Изнашиваются постепенно, один за другим, а замены не будет; собственно, умирают, хотя они бессмертны, во всяком случае, так Софи всегда считала, сама не зная почему… Возможно ли такое? Или это просто зимние мысли в годину бедствий и лишений?
Клауд говорила: это только кажется, будто мир стареет и изнашивается с тобою вместе. Его век слишком долог, чтобы ты, за свой краткий век, заметил его старение. С возрастом только начинаешь понимать, что мир стар и старость его началась не вчера.
Ну ладно. На самом деле Софи чувствовала старение не мира, а только его обитателей – если существовала такая штука, как мир, ими населенный, но от них отличный, чего Софи не могла вообразить. Так или иначе, предположим, он существовал, старый там или молодой – неважно. Софи точно знала одно: его пределы, густо населенные во времена доктора Брамбла или Парацельса, ныне, по большому счету, совсем опустели. Когда-нибудь – причем скоро! – всех его обитателей можно будет если не перечислить по именам, то сосчитать с точностью до одного, и общее число окажется невелико – вероятно, уложится в две цифры. И это означало (поскольку авторы, процитированные в «Архитектуре», наряду со всеми прочими, занимавшимися этим вопросом, полагали их количество неисчислимым – как минимум по одному на каждый колокольчик и на каждый куст терновника), что в последнее время они Как-то истаяли по одному, подобно запасу поленьев, которыми Софи питала печку, или истончились от старости и печали и были унесены ветром.
А может, их истребила война. Война, которую Ариэл Хоксквилл определила как отношения в действии, штука, сделавшая мир – или эту Повесть, если между тем и другим есть разница, – таким печальным, непонятным и непредсказуемым.

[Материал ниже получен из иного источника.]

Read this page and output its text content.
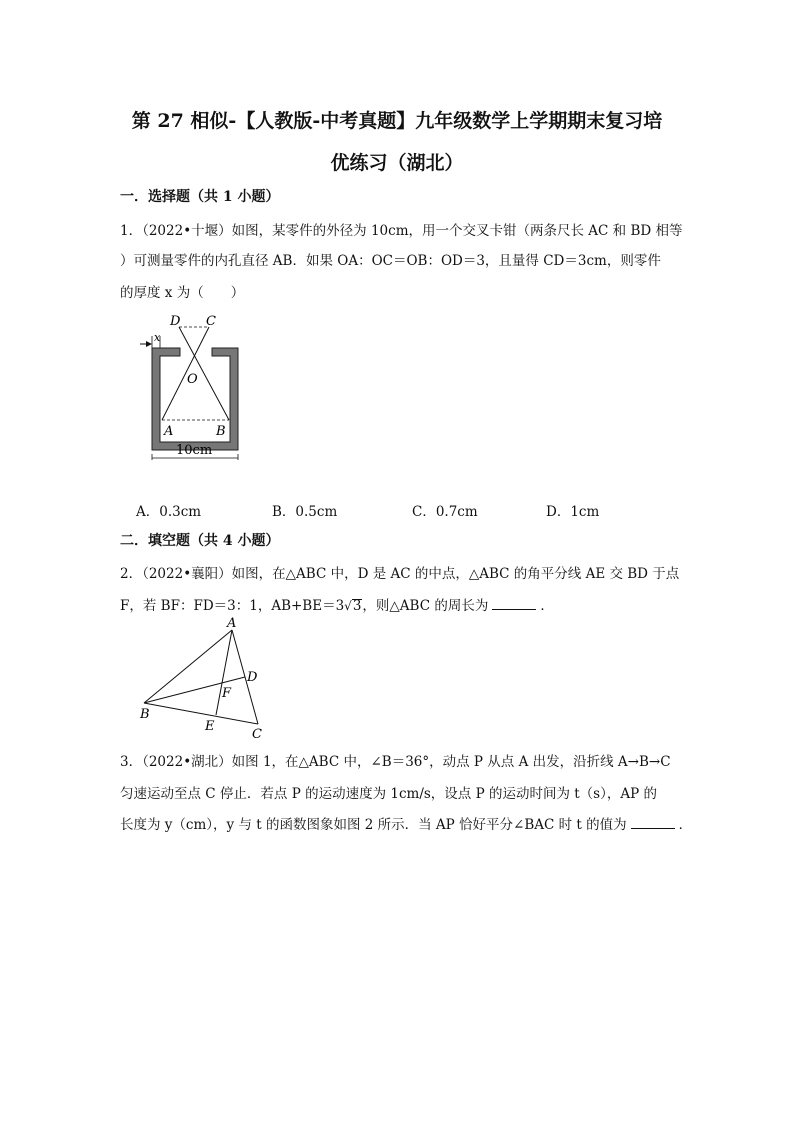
第 27 相似-【人教版-中考真题】九年级数学上学期期末复习培
优练习（湖北）
一．选择题（共 1 小题）
1．（2022•十堰）如图，某零件的外径为 10cm，用一个交叉卡钳（两条尺长 AC 和 BD 相等
）可测量零件的内孔直径 AB．如果 OA：OC＝OB：OD＝3，且量得 CD＝3cm，则零件
的厚度 x 为（　　）
x
D C
O
A	B
10cm
A．0.3cm	B．0.5cm	C．0.7cm	D．1cm
二．填空题（共 4 小题）
2．（2022•襄阳）如图，在△ABC 中，D 是 AC 的中点，△ABC 的角平分线 AE 交 BD 于点
F，若 BF：FD＝3：1，AB+BE＝3√3，则△ABC 的周长为	．
A
D
F
B
E
C
3．（2022•湖北）如图 1，在△ABC 中，∠B＝36°，动点 P 从点 A 出发，沿折线 A→B→C
匀速运动至点 C 停止．若点 P 的运动速度为 1cm/s，设点 P 的运动时间为 t（s），AP 的
长度为 y（cm），y 与 t 的函数图象如图 2 所示．当 AP 恰好平分∠BAC 时 t 的值为	．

Подобно всем войнам, нежеланная, но неизбежная, она влечет за собой гигантские потери, по крайней мере, с их стороны; Софи не представляла себе, какие потери могли причинить они сами и как… Война; возможно ли, что от них не осталось ничего, кроме последней слабой надежды, кучки смелых, ввязавшихся в отчаянный арьергардный бой и обреченных на гибель?
Нет! Слишком страшной была эта мысль: смерть. Вымирание. Софи знала (как никто другой), что они никогда не думали о ней с любовью, никогда не заботились о ней в человеческом смысле этого слова, даже не питали к ней симпатии. Они похитили у нее Лайлак – пусть не из намерения навредить, но и не из любви к самой Лайлак, а из собственных соображений. Нет, у Софи не было причин любить их, но мысль о том, что они исчезнут совсем, казалась невыносимой – как мысль о бесконечной зиме.
И все же она думала, что скоро их можно будет сосчитать по пальцам.
Софи собрала колоду и раскинула ее перед собой веером; потом одну за другой отобрала фигурные карты, которые должны были представлять тех, о ком она уже знала; разложила карты группами, где низшим отводилась роль придворных, детей, доверенных помощников – насколько она угадывала их наличие.
Одна для сна, четыре – для времен года; три – чтобы предсказывать судьбу, две – Принц и Принцесса; одна – для поручений, вернее две: одна идет туда, другая – обратно… Нужно было разграничить функции, распределить их и наметить нужное количество карт. Одна – чтобы носить дары, три – уносить их. Дама Мечей, Король Мечей и Рыцарь Мечей; Дама Монет, Король Монет и десять мелких карт – их дети…
Пятьдесят две?
Или дело просто в том, что этим количеством карт (только с Младшими козырями; сюжет, ими воплощаемый, не в счет) ограничивалась ее колода?
Сверху внезапно раздался металлический звон, и Софи пригнула голову; звук был такой, словно на чердак опрокинулся в полном составе тяжелый каминный прибор. Это Смоки, работает над моделью планетарной системы. Софи подняла взгляд. Трещина на потолке как будто удлинилась, но Софи не была в этом уверена.
Три для работы, две – исполнять музыку, одна – видеть сны…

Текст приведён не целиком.